Debugging, Logging, and Best Practices

Section Overview

It’s not enough to write code that works — you need to write code that can be understood, fixed, and improved over time. This section introduces the techniques and habits that help you write clean, reliable, and maintainable Python code.

By the end of this section, you will be able to:

  • Use debugging techniques to find and fix errors
  • Understand and use logging to monitor programs
  • Follow established Python coding conventions
  • Write code that others (and future you) can easily understand

Lesson 1: Debugging Basics

Syntax errors and runtime errors are part of programming. Here are some ways to track them down:

  • Add temporary print() statements to trace variable values
  • Use Python's built-in error messages and traceback info
  • Check indentation, missing colons, and wrong variable names

Example:

def divide(a, b):
    print("Dividing:", a, b)
    return a / b

print(divide(10, 0))  # Will raise ZeroDivisionError 

Lesson 2: Using assert to Catch Bugs Early

An assert is a quick check you can insert to catch logic errors during development:

def calculate_discount(price, discount):
    assert discount < 1.0, "Discount must be less than 1"
    return price * (1 - discount)

Assertions stop the program if a condition is false. They're not used in production code, but they’re helpful while building and testing.

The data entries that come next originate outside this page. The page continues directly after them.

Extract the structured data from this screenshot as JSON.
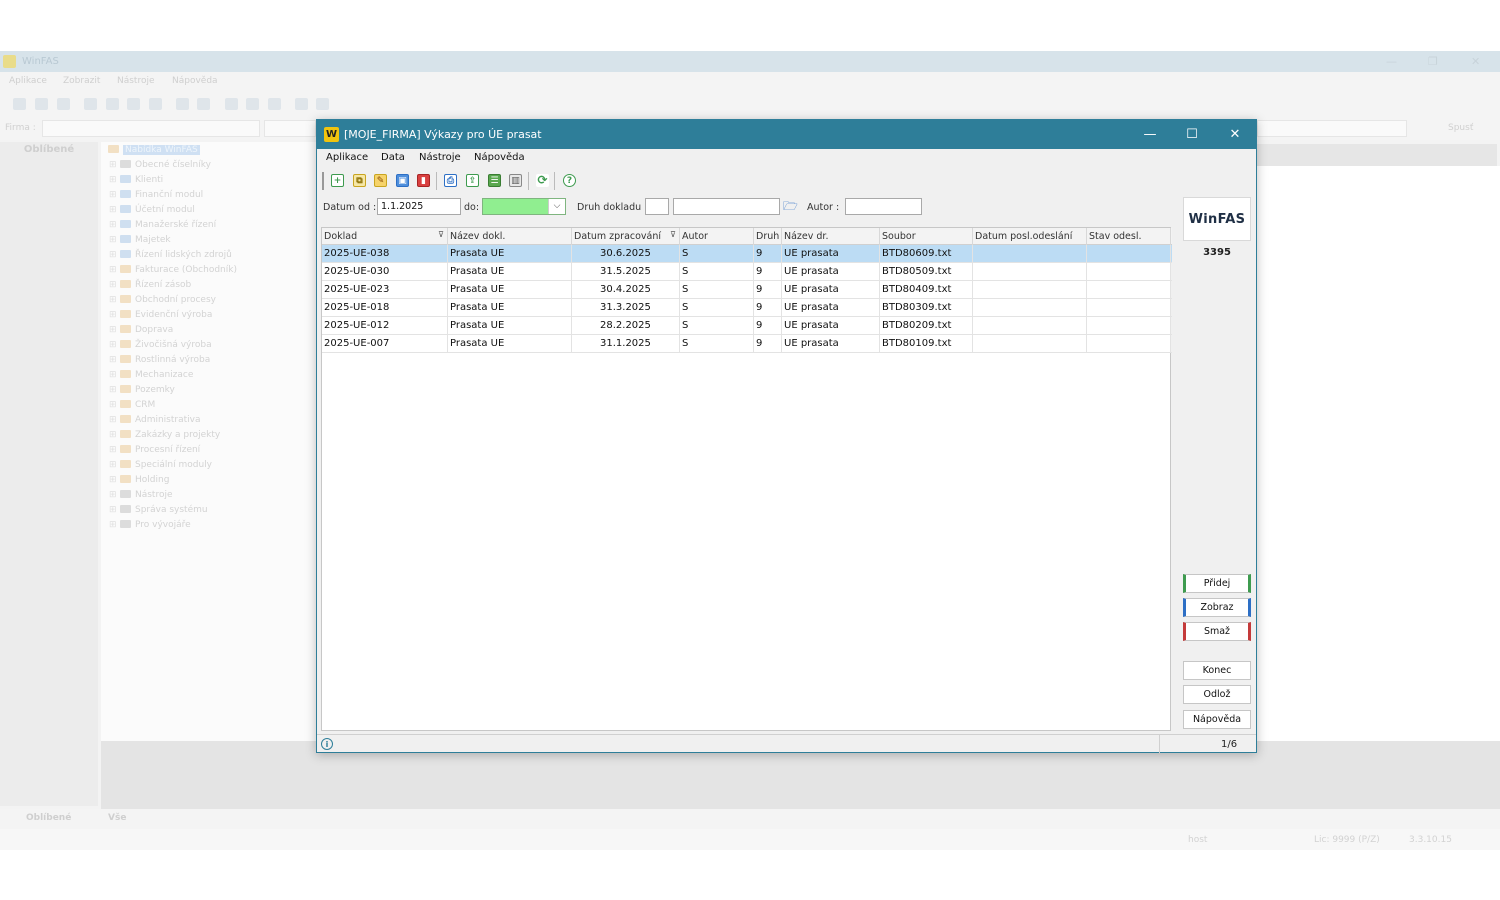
{
  "background_app": {
    "title": "WinFAS",
    "menu": [
      "Aplikace",
      "Zobrazit",
      "Nástroje",
      "Nápověda"
    ],
    "firma_label": "Firma :",
    "spust_label": "Spusť",
    "favorites_header": "Oblíbené",
    "tree_root": "Nabídka WinFAS",
    "tree_items": [
      "Obecné číselníky",
      "Klienti",
      "Finanční modul",
      "Účetní modul",
      "Manažerské řízení",
      "Majetek",
      "Řízení lidských zdrojů",
      "Fakturace (Obchodník)",
      "Řízení zásob",
      "Obchodní procesy",
      "Evidenční výroba",
      "Doprava",
      "Živočišná výroba",
      "Rostlinná výroba",
      "Mechanizace",
      "Pozemky",
      "CRM",
      "Administrativa",
      "Zakázky a projekty",
      "Procesní řízení",
      "Speciální moduly",
      "Holding",
      "Nástroje",
      "Správa systému",
      "Pro vývojáře"
    ],
    "bottom_tabs": [
      "Oblíbené",
      "Vše"
    ],
    "status": {
      "user": "host",
      "license": "Lic: 9999 (P/Z)",
      "version": "3.3.10.15"
    }
  },
  "dialog": {
    "title": "[MOJE_FIRMA] Výkazy pro ÚE prasat",
    "logo_letter": "W",
    "menu": [
      "Aplikace",
      "Data",
      "Nástroje",
      "Nápověda"
    ],
    "filters": {
      "datum_od_label": "Datum od :",
      "datum_od_value": "1.1.2025",
      "do_label": "do:",
      "do_value": "",
      "druh_label": "Druh dokladu :",
      "druh_code": "",
      "druh_name": "",
      "autor_label": "Autor :",
      "autor_value": ""
    },
    "columns": [
      "Doklad",
      "Název dokl.",
      "Datum zpracování",
      "Autor",
      "Druh",
      "Název dr.",
      "Soubor",
      "Datum posl.odeslání",
      "Stav odesl."
    ],
    "rows": [
      [
        "2025-UE-038",
        "Prasata UE",
        "30.6.2025",
        "S",
        "9",
        "UE prasata",
        "BTD80609.txt",
        "",
        ""
      ],
      [
        "2025-UE-030",
        "Prasata UE",
        "31.5.2025",
        "S",
        "9",
        "UE prasata",
        "BTD80509.txt",
        "",
        ""
      ],
      [
        "2025-UE-023",
        "Prasata UE",
        "30.4.2025",
        "S",
        "9",
        "UE prasata",
        "BTD80409.txt",
        "",
        ""
      ],
      [
        "2025-UE-018",
        "Prasata UE",
        "31.3.2025",
        "S",
        "9",
        "UE prasata",
        "BTD80309.txt",
        "",
        ""
      ],
      [
        "2025-UE-012",
        "Prasata UE",
        "28.2.2025",
        "S",
        "9",
        "UE prasata",
        "BTD80209.txt",
        "",
        ""
      ],
      [
        "2025-UE-007",
        "Prasata UE",
        "31.1.2025",
        "S",
        "9",
        "UE prasata",
        "BTD80109.txt",
        "",
        ""
      ]
    ],
    "selected_row": 0,
    "side": {
      "logo": "WinFAS",
      "number": "3395",
      "pridej": "Přidej",
      "zobraz": "Zobraz",
      "smaz": "Smaž",
      "konec": "Konec",
      "odloz": "Odlož",
      "napoveda": "Nápověda"
    },
    "status": {
      "page": "1/6",
      "info_icon": "i"
    }
  },
  "colors": {
    "title_bar": "#2e7e99",
    "selection": "#bcdcf4",
    "date_highlight": "#90ee90"
  }
}
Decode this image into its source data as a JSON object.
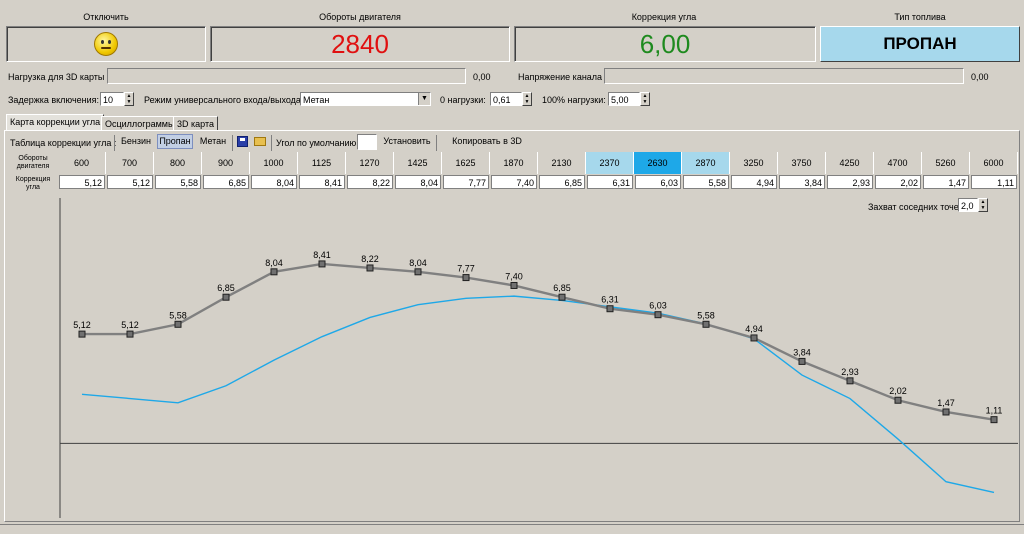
{
  "top": {
    "disable_label": "Отключить",
    "rpm_label": "Обороты двигателя",
    "rpm_value": "2840",
    "correction_label": "Коррекция угла",
    "correction_value": "6,00",
    "fuel_label": "Тип топлива",
    "fuel_value": "ПРОПАН"
  },
  "colors": {
    "rpm": "#e01010",
    "correction": "#1e8a1e",
    "fuel_bg": "#a6d8ec",
    "accent": "#1ea8e8",
    "curve_set": "#808080",
    "curve_actual": "#1ea8e8"
  },
  "load_row": {
    "load_label": "Нагрузка для 3D карты",
    "load_value": "0,00",
    "voltage_label": "Напряжение канала",
    "voltage_value": "0,00"
  },
  "settings_row": {
    "delay_label": "Задержка включения:",
    "delay_value": "10",
    "mode_label": "Режим универсального входа/выхода:",
    "mode_value": "Метан",
    "zero_load_label": "0 нагрузки:",
    "zero_load_value": "0,61",
    "full_load_label": "100% нагрузки:",
    "full_load_value": "5,00"
  },
  "tabs": [
    {
      "label": "Карта коррекции угла"
    },
    {
      "label": "Осциллограммы"
    },
    {
      "label": "3D карта"
    }
  ],
  "toolbar": {
    "table_label": "Таблица коррекции угла :",
    "petrol": "Бензин",
    "propane": "Пропан",
    "methane": "Метан",
    "default_angle_label": "Угол по умолчанию:",
    "set_button": "Установить",
    "copy_button": "Копировать в 3D карту"
  },
  "table": {
    "rpm_row_label": "Обороты двигателя",
    "corr_row_label": "Коррекция угла",
    "rpm": [
      "600",
      "700",
      "800",
      "900",
      "1000",
      "1125",
      "1270",
      "1425",
      "1625",
      "1870",
      "2130",
      "2370",
      "2630",
      "2870",
      "3250",
      "3750",
      "4250",
      "4700",
      "5260",
      "6000"
    ],
    "corr": [
      "5,12",
      "5,12",
      "5,58",
      "6,85",
      "8,04",
      "8,41",
      "8,22",
      "8,04",
      "7,77",
      "7,40",
      "6,85",
      "6,31",
      "6,03",
      "5,58",
      "4,94",
      "3,84",
      "2,93",
      "2,02",
      "1,47",
      "1,11"
    ],
    "highlighted": [
      11,
      13
    ],
    "selected": 12
  },
  "neighbor": {
    "label": "Захват соседних точек",
    "value": "2,0"
  },
  "chart_data": {
    "type": "line",
    "x": [
      "600",
      "700",
      "800",
      "900",
      "1000",
      "1125",
      "1270",
      "1425",
      "1625",
      "1870",
      "2130",
      "2370",
      "2630",
      "2870",
      "3250",
      "3750",
      "4250",
      "4700",
      "5260",
      "6000"
    ],
    "series": [
      {
        "values": [
          5.12,
          5.12,
          5.58,
          6.85,
          8.04,
          8.41,
          8.22,
          8.04,
          7.77,
          7.4,
          6.85,
          6.31,
          6.03,
          5.58,
          4.94,
          3.84,
          2.93,
          2.02,
          1.47,
          1.11
        ]
      },
      {
        "values": [
          2.3,
          2.1,
          1.9,
          2.7,
          3.9,
          5.0,
          5.9,
          6.5,
          6.8,
          6.9,
          6.7,
          6.4,
          6.1,
          5.6,
          4.9,
          3.2,
          2.1,
          0.2,
          -1.8,
          -2.3
        ]
      }
    ],
    "ylim": [
      -3.5,
      11.5
    ],
    "baseline": 0
  }
}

Lesson 3: Introduction to Logging

Logging gives you better control and insight than print() — especially in larger applications.

import logging

logging.basicConfig(level=logging.INFO)
logging.info("Starting program")

Log levels (from lowest to highest severity):

  • DEBUG
  • INFO
  • WARNING
  • ERROR
  • CRITICAL

Example:

import logging
logging.basicConfig(level=logging.DEBUG)

def divide(x, y):
    logging.debug(f"Trying to divide {x} by {y}")
    try:
        result = x / y
    except ZeroDivisionError:
        logging.error("Cannot divide by zero")
        return None
    return result

Lesson 4: Writing Clean Code (Best Practices)

Follow Python’s official style guide: PEP 8

Key habits:

  • Use meaningful variable names (total_price instead of tp)
  • Keep functions short and focused
  • Use comments to explain why, not what
  • Follow consistent indentation (4 spaces per level)
  • Group related functions in modules

Bad:

def d(x, y): return x/y

Better:

def divide(x, y):
    """Returns the result of x divided by y."""
    return x / y

Lesson 5: Handling Errors Gracefully with Try/Except

Don't let a single error crash your whole program. Use try/except blocks:

try:
    age = int(input("Enter your age: "))
    print(f"In 10 years you will be {age + 10}")
except ValueError:
    print("Please enter a valid number.")

You can also use finally to run cleanup code:

try:
    f = open("file.txt")
    # work with file finally:
    f.close()

Quiz: Check Your Understanding

1. What's the difference between print() and logging?
Answer: Logging provides different levels of detail and can be turned on/off or saved to files.

2. When should you use assert?
Answer: During development to catch programming errors early.

3. What does PEP 8 refer to?
Answer: The official Python style guide.

4. What log level would you use to record an unexpected error?
Answer: ERROR


Practice Exercise: Write Clean, Logged Code

Write a function safe_divide(x, y) that:

  1. Logs each attempt to divide
  2. Catches and logs division-by-zero errors
  3. Returns None if the division fails

Add an assert to check that both arguments are numbers.